Allerdings vor den Kameraobjektiven der Weltmedien. Mehrere TV-Kanäle, darunter der US-Sender ABC, sendeten live und von Reportern vor Ort kommentiert, wie sich die Sturmtrupps vorarbeiteten, um geeignete Positionen für einen Sturmangriff zu erreichen. „Das widerspricht allen taktischen Grundregeln“ war da noch ein äußerst zurückhaltend formuliertes Urteil.
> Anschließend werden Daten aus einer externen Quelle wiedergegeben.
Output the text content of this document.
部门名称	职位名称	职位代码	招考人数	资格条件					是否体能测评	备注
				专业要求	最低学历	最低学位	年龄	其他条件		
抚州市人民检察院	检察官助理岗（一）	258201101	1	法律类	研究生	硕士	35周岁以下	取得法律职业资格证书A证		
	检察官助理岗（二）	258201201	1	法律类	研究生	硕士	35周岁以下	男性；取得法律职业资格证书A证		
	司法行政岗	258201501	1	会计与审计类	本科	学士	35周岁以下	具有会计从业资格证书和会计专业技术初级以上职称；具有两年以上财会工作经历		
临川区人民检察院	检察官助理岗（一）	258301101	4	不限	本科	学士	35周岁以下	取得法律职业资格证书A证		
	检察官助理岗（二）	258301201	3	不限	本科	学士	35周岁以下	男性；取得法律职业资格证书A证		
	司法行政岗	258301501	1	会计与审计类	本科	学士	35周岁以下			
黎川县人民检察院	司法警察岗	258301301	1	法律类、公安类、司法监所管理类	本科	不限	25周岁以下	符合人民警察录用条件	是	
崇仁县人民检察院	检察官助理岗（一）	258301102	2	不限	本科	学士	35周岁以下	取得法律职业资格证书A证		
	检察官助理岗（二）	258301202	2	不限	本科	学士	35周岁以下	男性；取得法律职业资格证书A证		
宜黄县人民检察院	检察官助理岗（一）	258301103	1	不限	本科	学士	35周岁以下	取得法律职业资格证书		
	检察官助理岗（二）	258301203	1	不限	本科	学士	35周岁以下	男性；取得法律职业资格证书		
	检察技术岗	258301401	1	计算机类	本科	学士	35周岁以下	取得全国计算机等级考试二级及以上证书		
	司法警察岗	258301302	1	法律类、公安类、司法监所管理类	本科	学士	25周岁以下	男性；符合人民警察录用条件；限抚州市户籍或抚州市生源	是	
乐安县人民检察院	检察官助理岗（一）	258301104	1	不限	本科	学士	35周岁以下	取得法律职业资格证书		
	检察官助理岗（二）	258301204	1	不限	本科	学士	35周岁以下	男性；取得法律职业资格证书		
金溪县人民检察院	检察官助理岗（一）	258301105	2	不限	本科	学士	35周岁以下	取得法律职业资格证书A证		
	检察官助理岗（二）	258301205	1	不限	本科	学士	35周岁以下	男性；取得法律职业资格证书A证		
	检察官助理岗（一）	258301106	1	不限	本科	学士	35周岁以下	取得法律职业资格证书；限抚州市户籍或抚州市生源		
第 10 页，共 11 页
Das Münchner Drama ging auf die denkbar schlimmste Art zu Ende – alle Geiseln starben auf dem Flugfeld Fürstenfeldbruck, und die drei überlebenden Terroristen wurden einige Wochen später sogar gegen eine entführte Lufthansa-Maschine ausgetauscht. Vorher aber schon hatte Genscher Konsequenzen gezogen – und Ulrich Wegener spielte dabei die Hauptrolle.
Am 26. September 1972 nämlich gab der Bundesinnenminister (der Willy Brandt wegen des Desasters seinen Rücktritt angeboten, den der Kanzler aber abgelehnt hatte) die Gründung einer speziellen Antiterrortruppe bekannt. Sie bekam den technischen Namen Grenzschutzgruppe 9, eigentlich eine Verlegenheitslösung, denn bis dahin war der Bundesgrenzschutz, die einzige Polizeieinheit des Bundes, in sieben Grenzschutzgruppen zu Lande und die Grenzschutzgruppe See gegliedert.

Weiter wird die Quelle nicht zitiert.